"We must take measures to discover how this came about," said the count, thoughtfully. "Buondoni cannot have come here unattended."
"Better perchance let it rest," said Ramiro d'Orco, "there may be motives at the bottom of the whole affair that were not well brought to the surface. I have gathered little from tonight's discourse of this youth's history; but he is a Visconti, and that alone may make him powerful enemies, who had better still be his enemies than yours, father."
"I fear them not," replied the old nobleman; "let diligent inquiry be made around and on the road to Pavia for any stranger arrived this night. Now, Ramiro, come with me for awhile, and we will talk farther. Lights, boys, on there in my cabinet. You are in your night gear, signor; but I will not keep you long ere I let you to your slumbers again."
"They will be my first slumbers," answered Ramiro. "I had not closen an eye when I heard talking, and singing, and then clashing of swords--no unusual combinations in our fair land, Signor Rovera."
As he spoke he followed the old count into a small, beautiful room, every panel of which held a picture, of great price then, and invaluable now as specimens of the first revival of art. When they were seated and the doors closed, the elder man fell into a fit of thought, though he had invited the conference, and Ramiro d'Orco spoke first.

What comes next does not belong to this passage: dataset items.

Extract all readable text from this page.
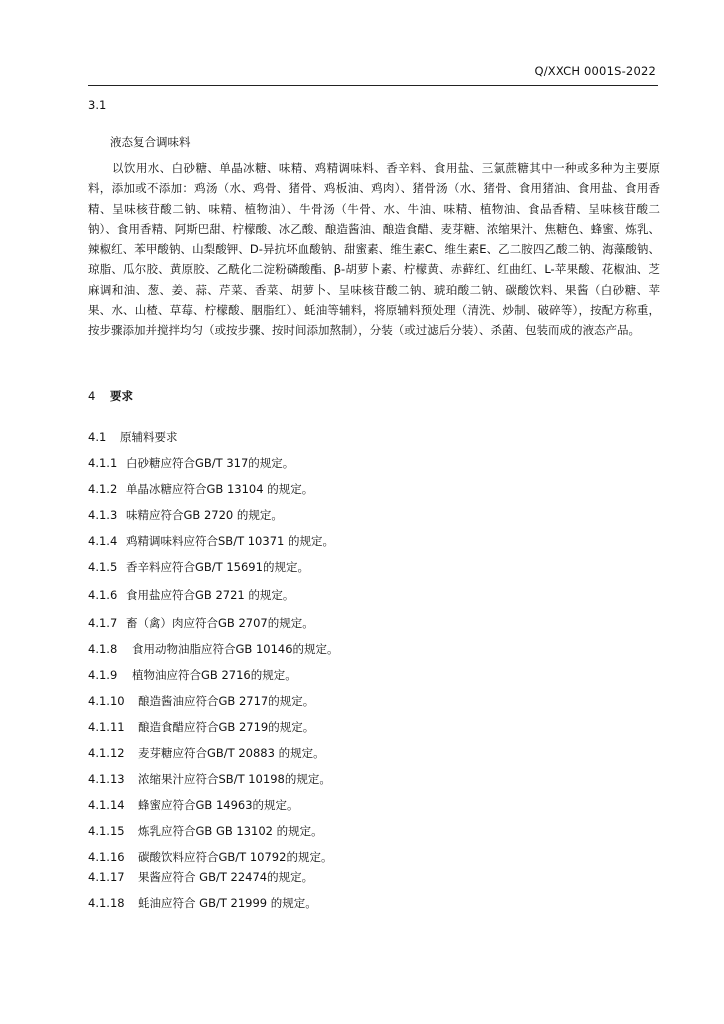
Q/XXCH 0001S-2022
3.1
液态复合调味料

以饮用水、白砂糖、单晶冰糖、味精、鸡精调味料、香辛料、食用盐、三氯蔗糖其中一种或多种为主要原料，添加或不添加：鸡汤（水、鸡骨、猪骨、鸡板油、鸡肉）、猪骨汤（水、猪骨、食用猪油、食用盐、食用香精、呈味核苷酸二钠、味精、植物油）、牛骨汤（牛骨、水、牛油、味精、植物油、食品香精、呈味核苷酸二钠）、食用香精、阿斯巴甜、柠檬酸、冰乙酸、酿造酱油、酿造食醋、麦芽糖、浓缩果汁、焦糖色、蜂蜜、炼乳、辣椒红、苯甲酸钠、山梨酸钾、D-异抗坏血酸钠、甜蜜素、维生素C、维生素E、乙二胺四乙酸二钠、海藻酸钠、琼脂、瓜尔胶、黄原胶、乙酰化二淀粉磷酸酯、β-胡萝卜素、柠檬黄、赤藓红、红曲红、L-苹果酸、花椒油、芝麻调和油、葱、姜、蒜、芹菜、香菜、胡萝卜、呈味核苷酸二钠、琥珀酸二钠、碳酸饮料、果酱（白砂糖、苹果、水、山楂、草莓、柠檬酸、胭脂红）、蚝油等辅料，将原辅料预处理（清洗、炒制、破碎等），按配方称重，按步骤添加并搅拌均匀（或按步骤、按时间添加熬制），分装（或过滤后分装）、杀菌、包装而成的液态产品。

4 要求
4.1 原辅料要求
4.1.1 白砂糖应符合GB/T 317的规定。
4.1.2 单晶冰糖应符合GB 13104 的规定。
4.1.3 味精应符合GB 2720 的规定。
4.1.4 鸡精调味料应符合SB/T 10371 的规定。
4.1.5 香辛料应符合GB/T 15691的规定。
4.1.6 食用盐应符合GB 2721 的规定。
4.1.7 畜（禽）肉应符合GB 2707的规定。
4.1.8 食用动物油脂应符合GB 10146的规定。
4.1.9 植物油应符合GB 2716的规定。
4.1.10 酿造酱油应符合GB 2717的规定。
4.1.11 酿造食醋应符合GB 2719的规定。
4.1.12 麦芽糖应符合GB/T 20883 的规定。
4.1.13 浓缩果汁应符合SB/T 10198的规定。
4.1.14 蜂蜜应符合GB 14963的规定。
4.1.15 炼乳应符合GB GB 13102 的规定。
4.1.16 碳酸饮料应符合GB/T 10792的规定。
4.1.17 果酱应符合 GB/T 22474的规定。
4.1.18 蚝油应符合 GB/T 21999 的规定。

"Who is this young Visconti?" he asked; "and how comes the King of France to give him cousinship?"
"Why, he is the son of that Carlo Visconti who stabbed Galeazzo Sforza," answered the count, "and was killed in the church. The boy was carried by some of his relations to his godfather, Lorenzo de Medici, and educated by him."
"Then 'tis Ludovic's doing," said Ramiro; "he has sent this man to make away with him, though that was a bad return for his father's kind act in lifting him to power. By my faith he should have raised and honoured the boy. That good stroke of a dagger was worth three quarters of a dukedom to the good prince. But I suppose, from all I learn, that the youth is now trying adventure as a soldier."
"Soldier he is under the King of France," answered the old man; "but an adventurer he hardly can be called, for he has large estates in Tuscany. When Ludovic seized the regency, he was fain to court Lorenzo de Medici for support, and right willingly he agreed to change the estates of his brother's executioner for the lands which his father Francesco had obtained in gratuity from Florence. No, he is wealthy enough, and if he serves, it is but for honour or ambition."
"But how is he cousin to the King of France?" asked Ramiro; "it is a cousinship of much value as events are passing nowadays."